In recent years, Hodgkin's and Non-Hodgkin's lymphoma incidence is increasing all over the world. In the United States, lymphomas are the fourth most common malignancies among all. Lymphoid malignancies have a broad spectrum from mild indolent types, such as chronic lymphocytic leukemia/small lymphocytic lymphoma (CLL), follicular lymphoma(FL), marginal zone lymphoma, and cutaneous T-cell lymphoma to aggressive types such as diffuse large B cell lymphoma (DLBCL), mantle cell lymphoma, Burkitt's lymphoma, peripheral T-cell lymphoma. With better response rates to chemotherapy, longer disease-free survival and overall survival rates, lymphomas have satisfactory treatment results rather than solid organ tumors for oncologists. Throughout history, conventional chemotherapy agents, radiotherapy and their combinations have been used for the treatment of lymphoma. Especially, in the early stages of Hodgkin's lymphoma, a rate of 85-90% complete remission and high rate long-term remission can be achieved.
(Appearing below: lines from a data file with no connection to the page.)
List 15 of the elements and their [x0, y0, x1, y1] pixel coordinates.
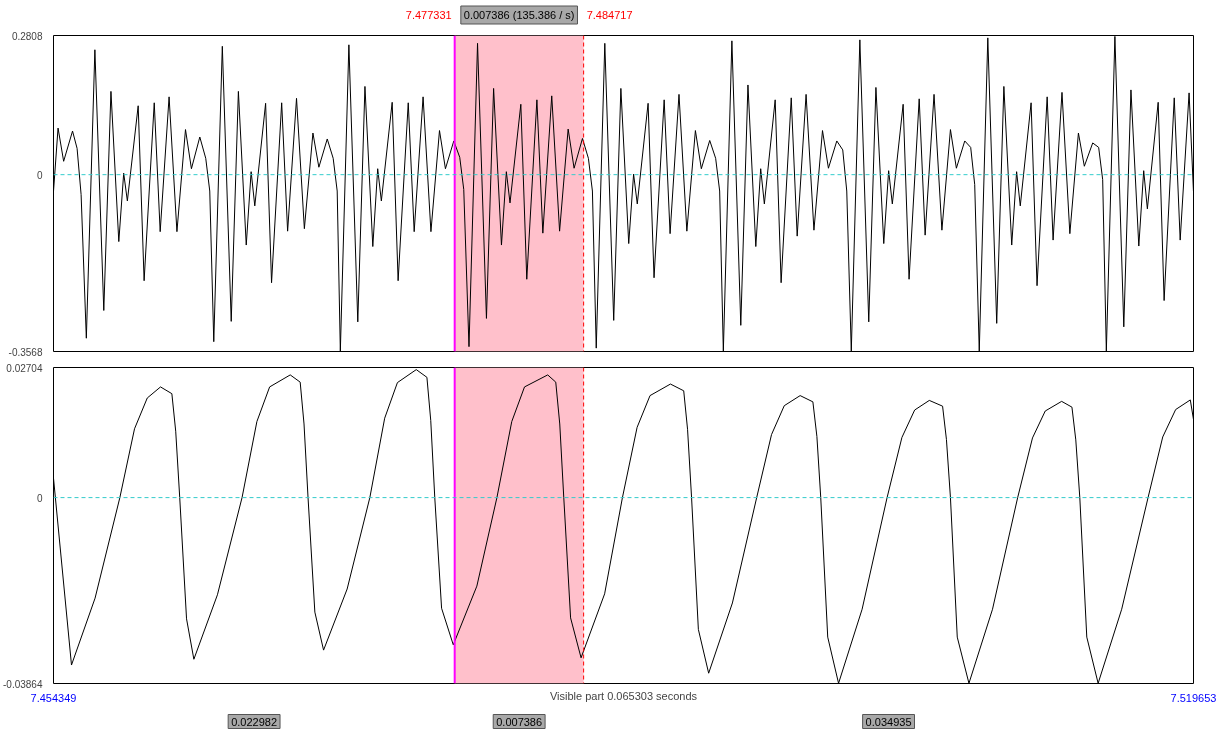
- x-axis-title: Visible part 0.065303 seconds: [549, 689, 698, 702]
- x-tick-label: 7.454349: [30, 691, 77, 704]
- text: 0.034935: [865, 715, 912, 728]
- band-label: 0.007386 (135.386 / s): [463, 9, 575, 21]
- y-tick-label: 0.2808: [11, 30, 43, 42]
- ref-line-label: 7.484717: [586, 9, 633, 21]
- y-tick-label: 0.02704: [6, 362, 43, 374]
- ref-line-label: 7.477331: [405, 9, 452, 21]
- y-tick-label: -0.3568: [8, 346, 43, 358]
- y-tick-label: 0: [36, 169, 43, 181]
- x-tick-label: 7.519653: [1170, 691, 1217, 704]
- text: 0.022982: [231, 715, 278, 728]
- y-tick-label: 0: [36, 492, 43, 504]
- y-tick-label: -0.03864: [3, 678, 43, 690]
- text: 0.007386: [496, 715, 543, 728]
However, despite this high response rate, 15-30% of patients are resistant to treatment. With current therapiesresponse rate and persistent long-term remission rate in Non-Hodgkin's lymphomas are around 50%. Therefore, new therapeutic approaches such as immunotherapy and the using of cytotoxic properties of T cells against tumor has been developed and used in recent years for the treatment of refractory lymphoma.